If you're not a Ferrarista, that may seem difficult to understand. But the automaker's dapper chairman, Luca di Montezemolo, sums it up succinctly: "We sell you a dream with Ferrari, not an automobile."
Birth of a Dream
No one is quite sure when that dream began. But the man who lent his name to the legend was born in the northern Italian city of Modena, on February 18, 1898. As a teenager desperate for work, Enzo Ferrari spent much of the First World War shoeing mules, before migrating to Turin, then the center of the Italian auto industry. Landing a job with Alfa Romeo, he worked his way through a series of jobs, his skill and love of motor sports quickly becoming apparent. He started as a mechanic, moved up to test driver, then got a "ride" of his own in an Alfa race car.
On the track, Ferrari earned a reputation for courage that bordered on audacity. In 1923, after Ferrari won a particularly grueling race, a fan gave him the squadron badge of his son, an Italian air force ace, who had died in the war. With its image of a wild horse rearing high, it became Ferrari's good-luck charm. Later, he'd place the image in front of a field of yellow, the colors of Ferrari's hometown, Modena, creating the logo for his new company.
Ferrari's love of racing was infectious.

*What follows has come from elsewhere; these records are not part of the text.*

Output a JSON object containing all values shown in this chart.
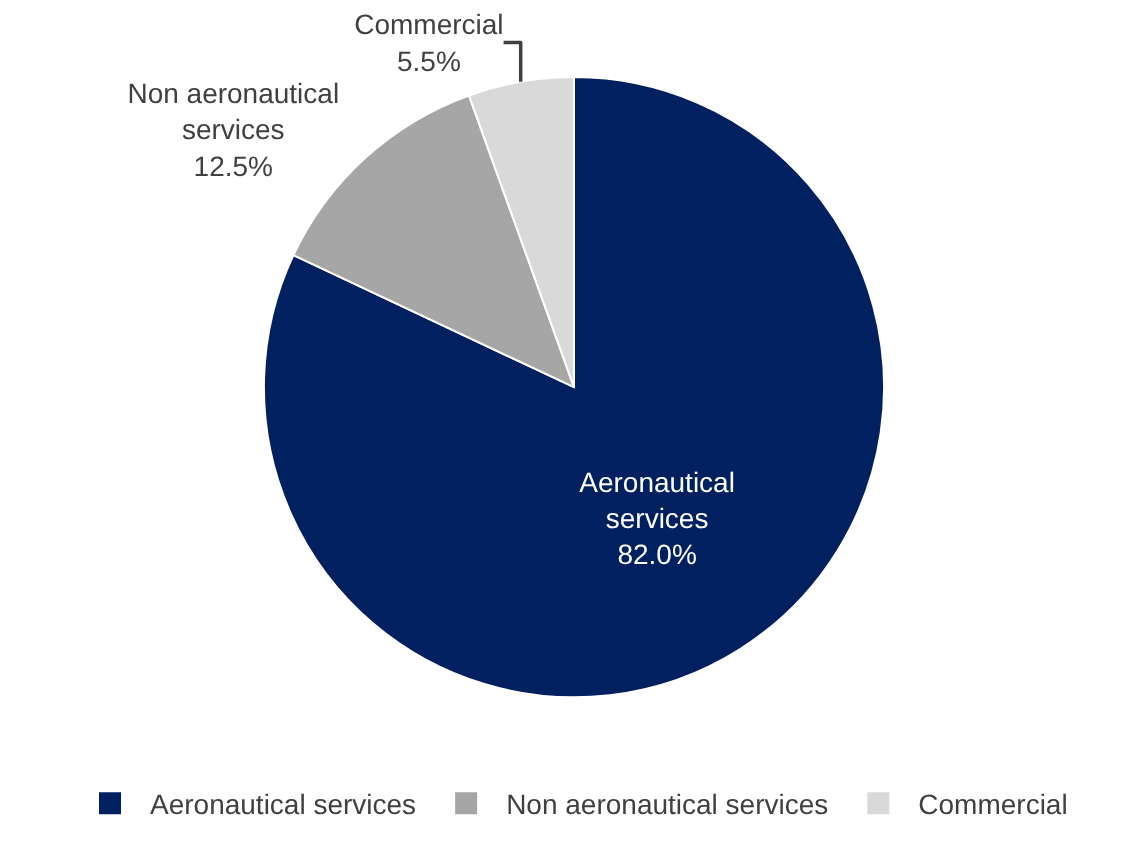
{
  "chart_data": {
    "type": "pie",
    "categories": [
      "Aeronautical services",
      "Non aeronautical services",
      "Commercial"
    ],
    "values": [
      82.0,
      12.5,
      5.5
    ],
    "value_labels": [
      "82.0%",
      "12.5%",
      "5.5%"
    ],
    "colors": [
      "#002060",
      "#a6a6a6",
      "#d9d9d9"
    ],
    "legend": "bottom"
  }
}
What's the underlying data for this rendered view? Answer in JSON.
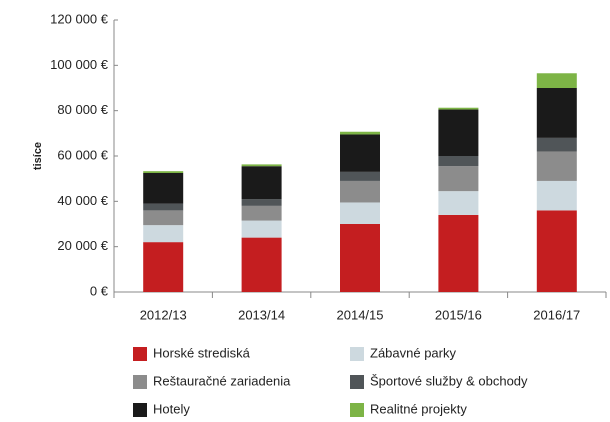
{
  "chart_data": {
    "type": "stacked_bar",
    "y_label": "tisíce",
    "categories": [
      "2012/13",
      "2013/14",
      "2014/15",
      "2015/16",
      "2016/17"
    ],
    "series": [
      {
        "name": "Horské strediská",
        "color": "#c41e20",
        "values": [
          22000,
          24000,
          30000,
          34000,
          36000
        ]
      },
      {
        "name": "Zábavné parky",
        "color": "#cdd9df",
        "values": [
          7500,
          7500,
          9500,
          10500,
          13000
        ]
      },
      {
        "name": "Reštauračné zariadenia",
        "color": "#8c8c8c",
        "values": [
          6500,
          6500,
          9500,
          11000,
          13000
        ]
      },
      {
        "name": "Športové služby & obchody",
        "color": "#505558",
        "values": [
          3000,
          3000,
          4000,
          4500,
          6000
        ]
      },
      {
        "name": "Hotely",
        "color": "#1a1a1a",
        "values": [
          13500,
          14500,
          16500,
          20500,
          22000
        ]
      },
      {
        "name": "Realitné projekty",
        "color": "#7db446",
        "values": [
          800,
          800,
          1200,
          800,
          6500
        ]
      }
    ],
    "ylim": [
      0,
      120000
    ],
    "yticks": [
      {
        "value": 0,
        "label": "0 €"
      },
      {
        "value": 20000,
        "label": "20 000 €"
      },
      {
        "value": 40000,
        "label": "40 000 €"
      },
      {
        "value": 60000,
        "label": "60 000 €"
      },
      {
        "value": 80000,
        "label": "80 000 €"
      },
      {
        "value": 100000,
        "label": "100 000 €"
      },
      {
        "value": 120000,
        "label": "120 000 €"
      }
    ],
    "grid": false
  }
}
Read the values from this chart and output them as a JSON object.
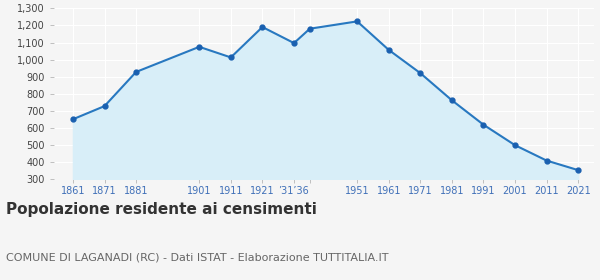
{
  "years": [
    1861,
    1871,
    1881,
    1901,
    1911,
    1921,
    1931,
    1936,
    1951,
    1961,
    1971,
    1981,
    1991,
    2001,
    2011,
    2021
  ],
  "population": [
    651,
    728,
    928,
    1075,
    1013,
    1191,
    1097,
    1181,
    1224,
    1057,
    921,
    762,
    619,
    499,
    409,
    353
  ],
  "line_color": "#2878c0",
  "fill_color": "#d8eef8",
  "marker_color": "#1a60b0",
  "background_color": "#f5f5f5",
  "grid_color": "#ffffff",
  "title": "Popolazione residente ai censimenti",
  "subtitle": "COMUNE DI LAGANADI (RC) - Dati ISTAT - Elaborazione TUTTITALIA.IT",
  "ylim": [
    300,
    1300
  ],
  "yticks": [
    300,
    400,
    500,
    600,
    700,
    800,
    900,
    1000,
    1100,
    1200,
    1300
  ],
  "title_fontsize": 11,
  "subtitle_fontsize": 8,
  "axis_tick_color": "#4070b8",
  "y_label_color": "#444444",
  "title_color": "#333333",
  "subtitle_color": "#666666"
}
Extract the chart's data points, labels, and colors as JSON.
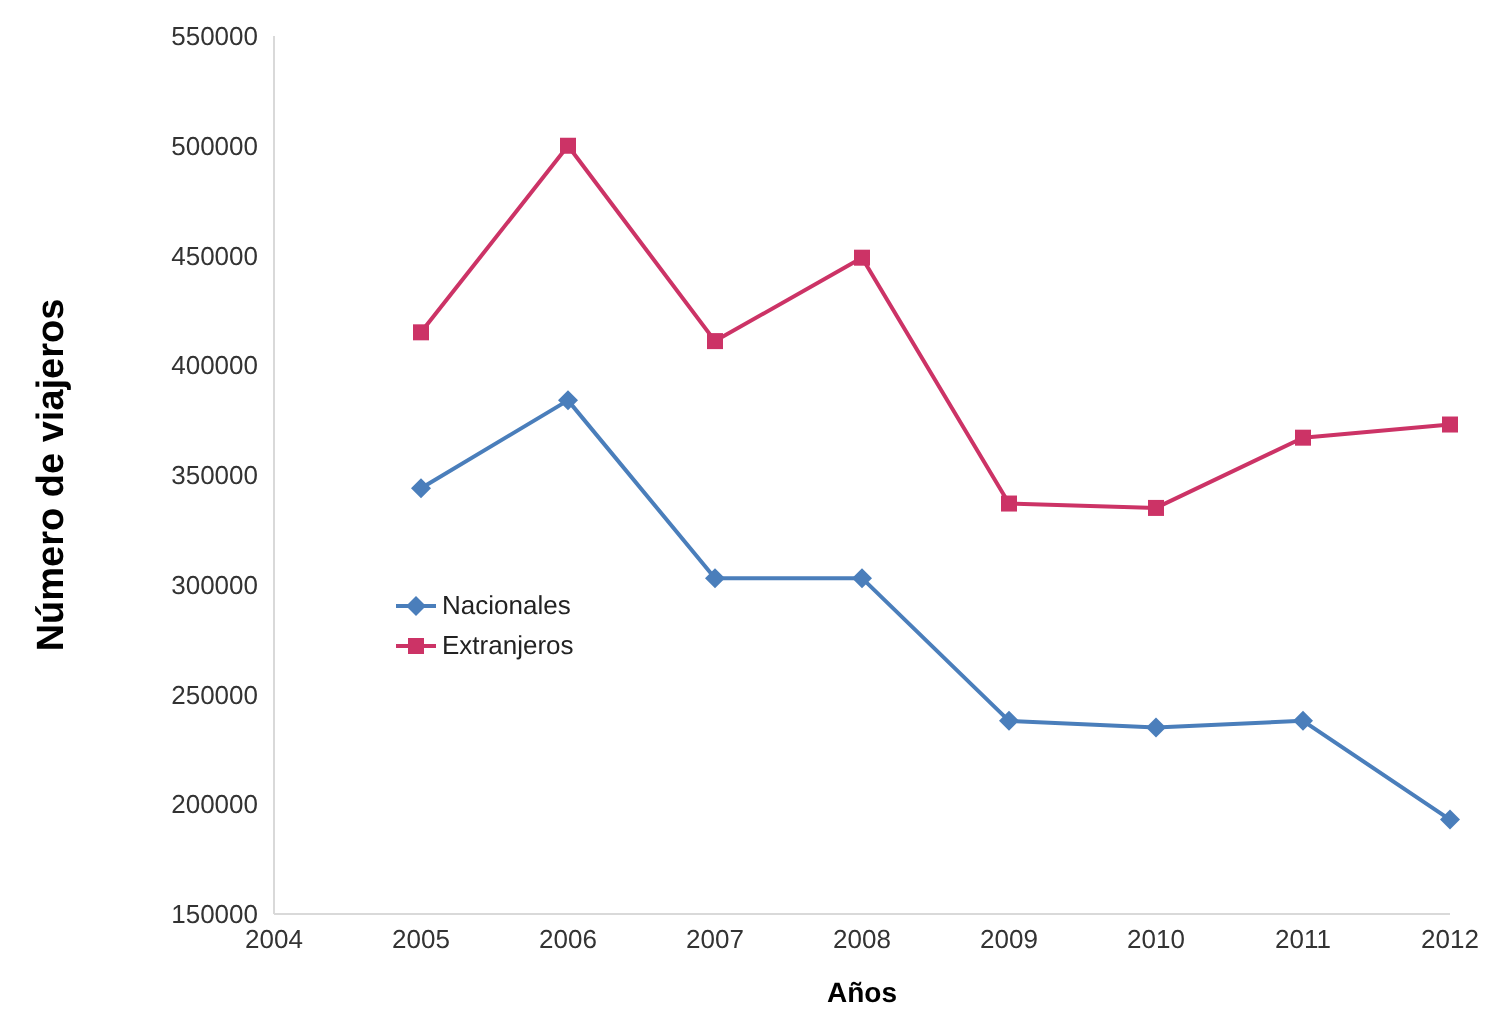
{
  "chart_data": {
    "type": "line",
    "xlabel": "Años",
    "ylabel": "Número de viajeros",
    "x": [
      2005,
      2006,
      2007,
      2008,
      2009,
      2010,
      2011,
      2012
    ],
    "series": [
      {
        "name": "Nacionales",
        "color": "#4a7ebb",
        "marker": "diamond",
        "values": [
          344000,
          384000,
          303000,
          303000,
          238000,
          235000,
          238000,
          193000
        ]
      },
      {
        "name": "Extranjeros",
        "color": "#cc3366",
        "marker": "square",
        "values": [
          415000,
          500000,
          411000,
          449000,
          337000,
          335000,
          367000,
          373000
        ]
      }
    ],
    "xlim": [
      2004,
      2012
    ],
    "xticks": [
      2004,
      2005,
      2006,
      2007,
      2008,
      2009,
      2010,
      2011,
      2012
    ],
    "ylim": [
      150000,
      550000
    ],
    "yticks": [
      150000,
      200000,
      250000,
      300000,
      350000,
      400000,
      450000,
      500000,
      550000
    ],
    "grid": false,
    "legend": "left"
  }
}
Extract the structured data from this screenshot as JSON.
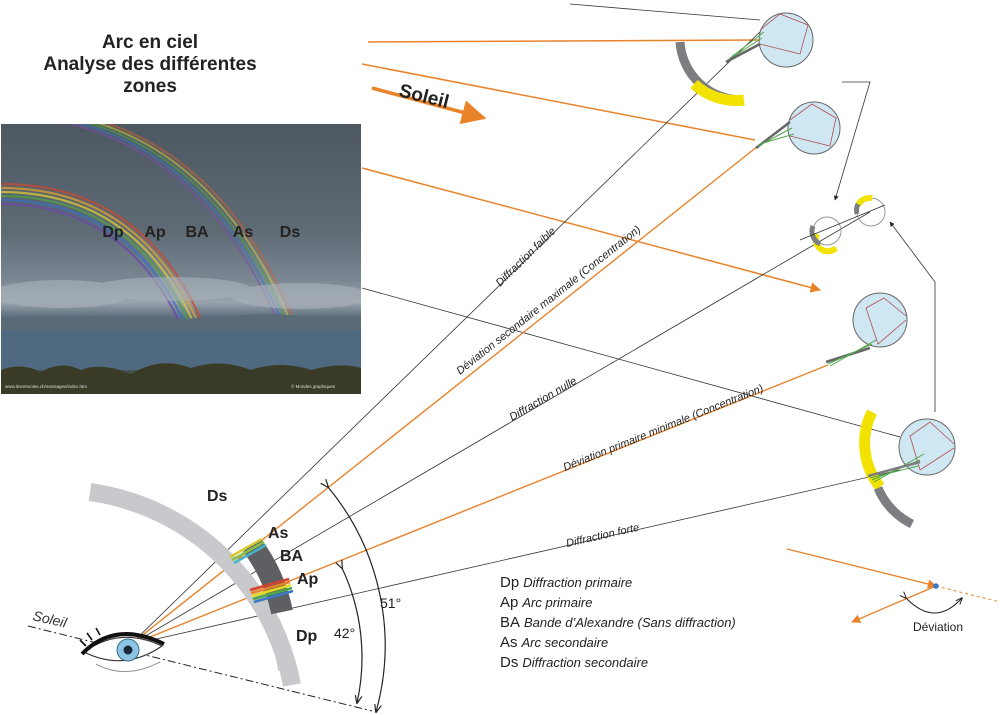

It was also good business, Alfa realized, when in 1929, its ambitious young employee created the original Scuderia Ferrari, a team of "gentleman" racers, spiced with a few professionals. "With Ferrari, I learned the business of racing, for there was no doubt he was a businessman," the French driver René Dreyfus, who left Bugatti to work for the Italian team in 1935, later wrote. "Enzo Ferrari loved racing, of that there was no question. Still, it was more than an enthusiast's love, but one tempered by the practical realization that this was a good way to build a nice, profitable empire. I knew he was going to be a big man one day, even then when the cars he raced carried somebody else's name. I felt sure that eventually they would carry his."
It wouldn't take long, in fact. By 1939, the brash yet charismatic Enzo Ferrari's relationship with Alfa soured, and he decided to strike out on his own. Ferrari was barred by contract from putting his name on a car, but it really didn't matter for the moment. He spent the war years manufacturing machine tools. At least that was the official story. In the back of his small shop, Ferrari continued to tinker with cars of his own design.
While he gets credit for two small race cars entered into the 1940 Mille Miglia, automotive historians generally dub the Tipo125 that ran in the 1947 Grand Prix the first "true" Ferrari. With its unusual V-12, the 125 gained instant notoriety and defined the type of engine for which Ferrari would soon be best known. It didn't take long for the new company to begin winning races, and by 1951 it came heartbreakingly close to capturing the Grand Prix season, losing a crucial race to Fangio.